Cory Strassburger, a co-founder of a VR Studio called Kite & Lightning, talked about using IPhone X to create facial animations.
Cory Strassburger, a co-founder of a VR Studio called Kite & Lightning, talked about using IPhone X to create facial animations.
Intro
Why iPhone X
Capturing Process
– Next I copy the text files from the iPhone X to the desktop via USB.
– The captured data needs to be reformatted for importing into Maya so I wrote a simple desktop app to do this. It takes the chosen text file(s) and converts them to Maya .anim files. This converter needs a lot of work. Because the .anim file require a lot of specific information about the names of your blendshapes, frame rate, etc.. I ended up hardwiring that data to my specific setup but if I rename a blendshape or blendshape node I have to change the data. Its a bit of a pain though that will vanish once I add some features to the converter.
– Lastly I import the .anim file into Maya (via the shape editor) and voila, your Maya character is mimicking what you saw on the iPhone during capture. Of course this data could drive any character assuming it has the same blendshape set. If not you could manually connect the animation data to any channel you want.
The whole process is so fast to just whip out the phone, plug in a mic and start recording and importing into maya is just a couple clicks. The beauty for me is the way my facial rig is setup now, I can theoretically import the data, clean up any artifacts pretty quickly (as there are so few), and then with the core part of my facial rig, animate quickly on top of the data to add more expressivity. I just got all this working so I haven’t tested that theory yet. Another big improvement thats not shown in either test is the jaw articulation is now way more physically accurate. In Unity, for quickly testing, I just linked the lower jaw, teeth and tongue to the “JawOpen” Blendshape which is a hack and not the way your mouth works. However with my actual facial rig, the jaw responds to the mouth movements more accuratly so the next tests should reflect that.
Performance
Haha, it is exactly the same data thats driving the emoji’s (Well, assuming apple didn’t keep any special treats locked up for themselves) though it’s all exposed via ARKit so no real hacking needed. I am no expert in facial animation tech but from my experience I’ve found that facial tracking technology that uses a depth camera like the iPhone X or Faceshift (which apple bought to create these features) can generate a more accurate facial model than one using a mono 2d camera. And from my observations its not a dramatic difference but usually I see it in the puckering and mouth articulations were the lips protrude. In 2d I think its hard to tell exactly what the mouth is doing without that extra depth data. I imagine the 2d algorithm has to cleverly make those decisions based on the mouth shape along with what the other facial shapes are doing.
One interesting discovery I made was there is a distance sweet spot where the depth data is most clean and accurate. Once I got within this range the stability improved quite a bit. I also discovered light contamination is a factor. I’m pretty sure the iPhoneX is generating its depth from capturing structured light which requires projecting an infrared pattern onto the face. And though the projection is infrared I noticed the light coming from my computer monitor would introduce noise as well as any other hard light sources in my house. I though a black room would be best but that was wrong too. It seems like a flat neutral lighting works best but I need to dig into the science a little to understand it better.
Content for Games
However, In one sense the iPhoneX is just a portable depth camera and they’ve incorporated the Faceshift tech in order to interpret the depth camera data into useful data to drive the blendshapes. (Or emojis!) And its the Faceshift tech thats made it easy for someone like me to quickly get results. (interpreting depth data into useable facial capture is not trivial.) The problem with building a program around this, is one day apple might just change that underlying tech and it would kind of break your capture program. You could just access the depth data and write your own algorithms for interpreting it but does it need to run on a $1,000 mobile phone? A desktop depth camera is pretty cheap and there are still some unknowns as to capturing with an iPhone X in real production situations.
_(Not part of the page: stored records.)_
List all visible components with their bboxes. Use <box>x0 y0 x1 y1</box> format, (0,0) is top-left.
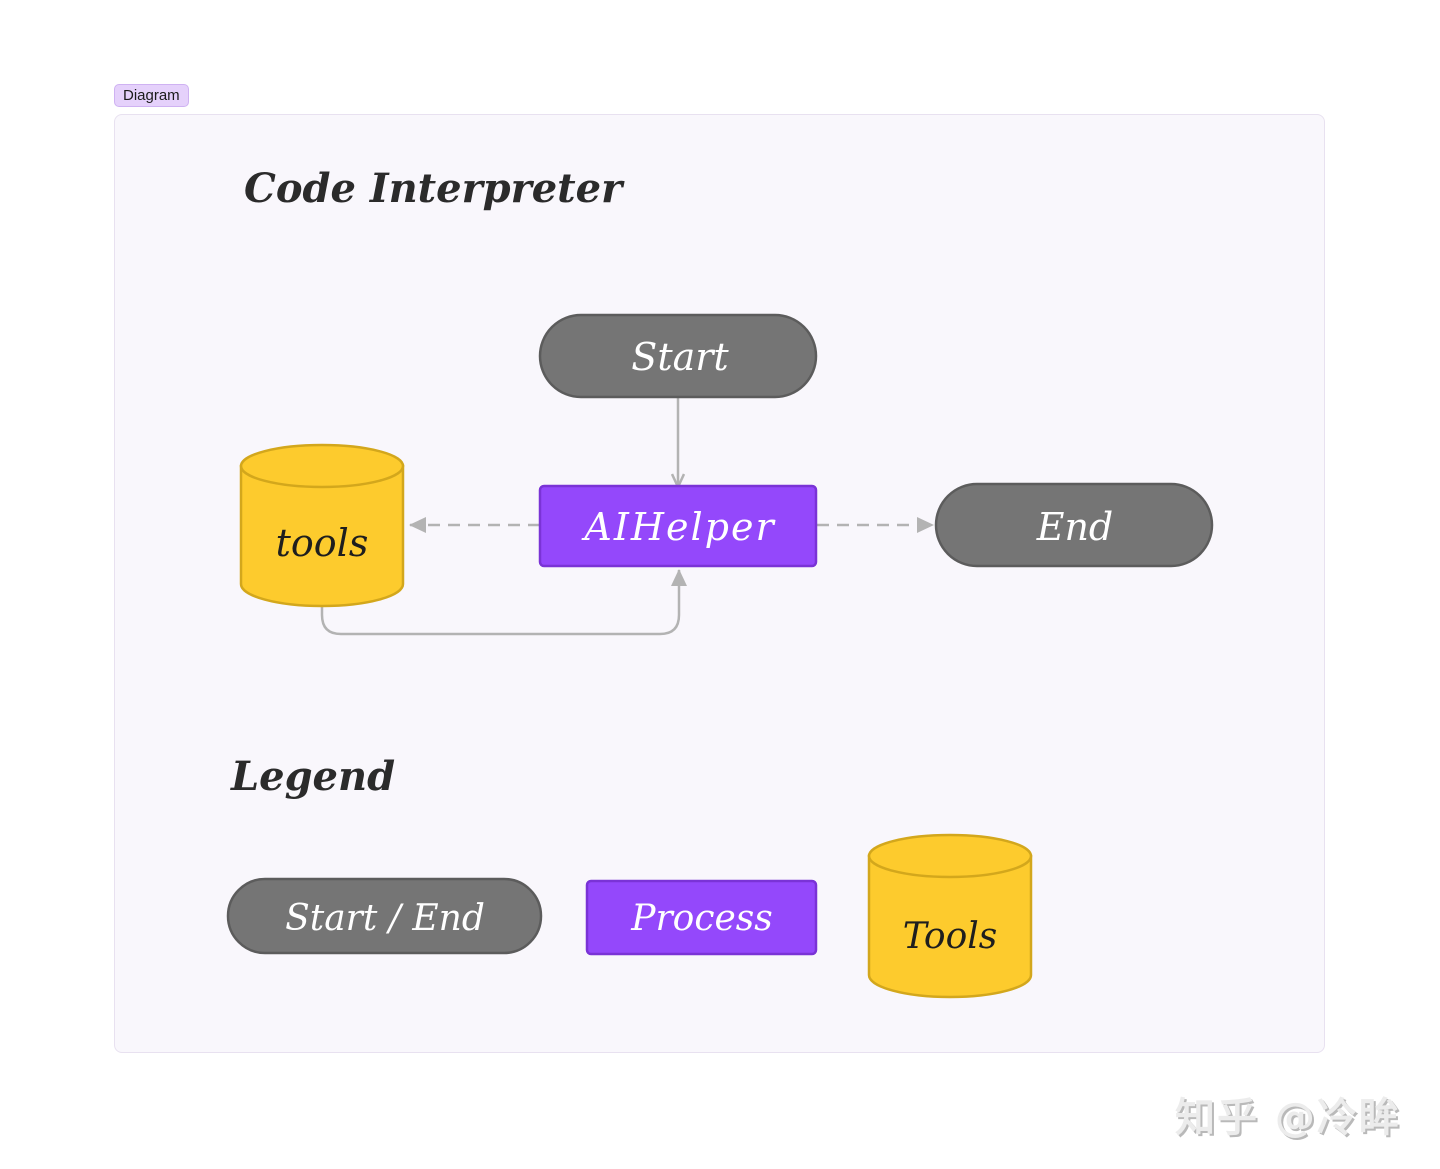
node-end[interactable]: End <box>934 482 1214 568</box>
diagram-tag: Diagram <box>114 84 189 107</box>
diagram-title: Code Interpreter <box>244 165 625 212</box>
node-aihelper-label: AIHelper <box>581 505 776 549</box>
edge-tools-to-aihelper <box>320 569 687 636</box>
watermark: 知乎 @冷眸 <box>1175 1095 1401 1141</box>
node-aihelper[interactable]: AIHelper <box>538 484 818 568</box>
node-start-label: Start <box>631 335 729 379</box>
node-tools[interactable]: tools <box>239 443 405 608</box>
node-end-label: End <box>1036 505 1114 549</box>
legend-item-terminal: Start / End <box>226 877 543 955</box>
legend-item-process: Process <box>585 879 818 956</box>
legend-process-label: Process <box>630 898 773 939</box>
legend-item-tools: Tools <box>867 833 1033 999</box>
legend-title: Legend <box>230 753 395 800</box>
node-start[interactable]: Start <box>538 313 818 399</box>
node-tools-label: tools <box>276 521 369 565</box>
legend-terminal-label: Start / End <box>285 898 485 939</box>
legend-tools-label: Tools <box>903 916 998 957</box>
I do think we can get some real use of this tech right now (ghetto style) and actually use it in our game and for marketing content and shorts. I also thing there is a lot more room for improving the last test I did with Rig & blendshape improvements so once i’ve max out what the iPhoneX data can do, it will be a better gauge for me. I also want to test out Faceware live and see how it does relative to my needs. If I can get better quality than what the iPhoneX can produce and its fast, I will definitely go that route. I’d also love to see what this data can do with something like the Snapper rig!
Ultimately I hope AR and Apples involvement will trigger more development in facial capture. Sadly we might have emoji’s and a pile of poo to thank, but who cares anyway!
Cory Strassburger, Co-Founder — Kite & Lightning.
Interview conducted by Kirill Tokarev.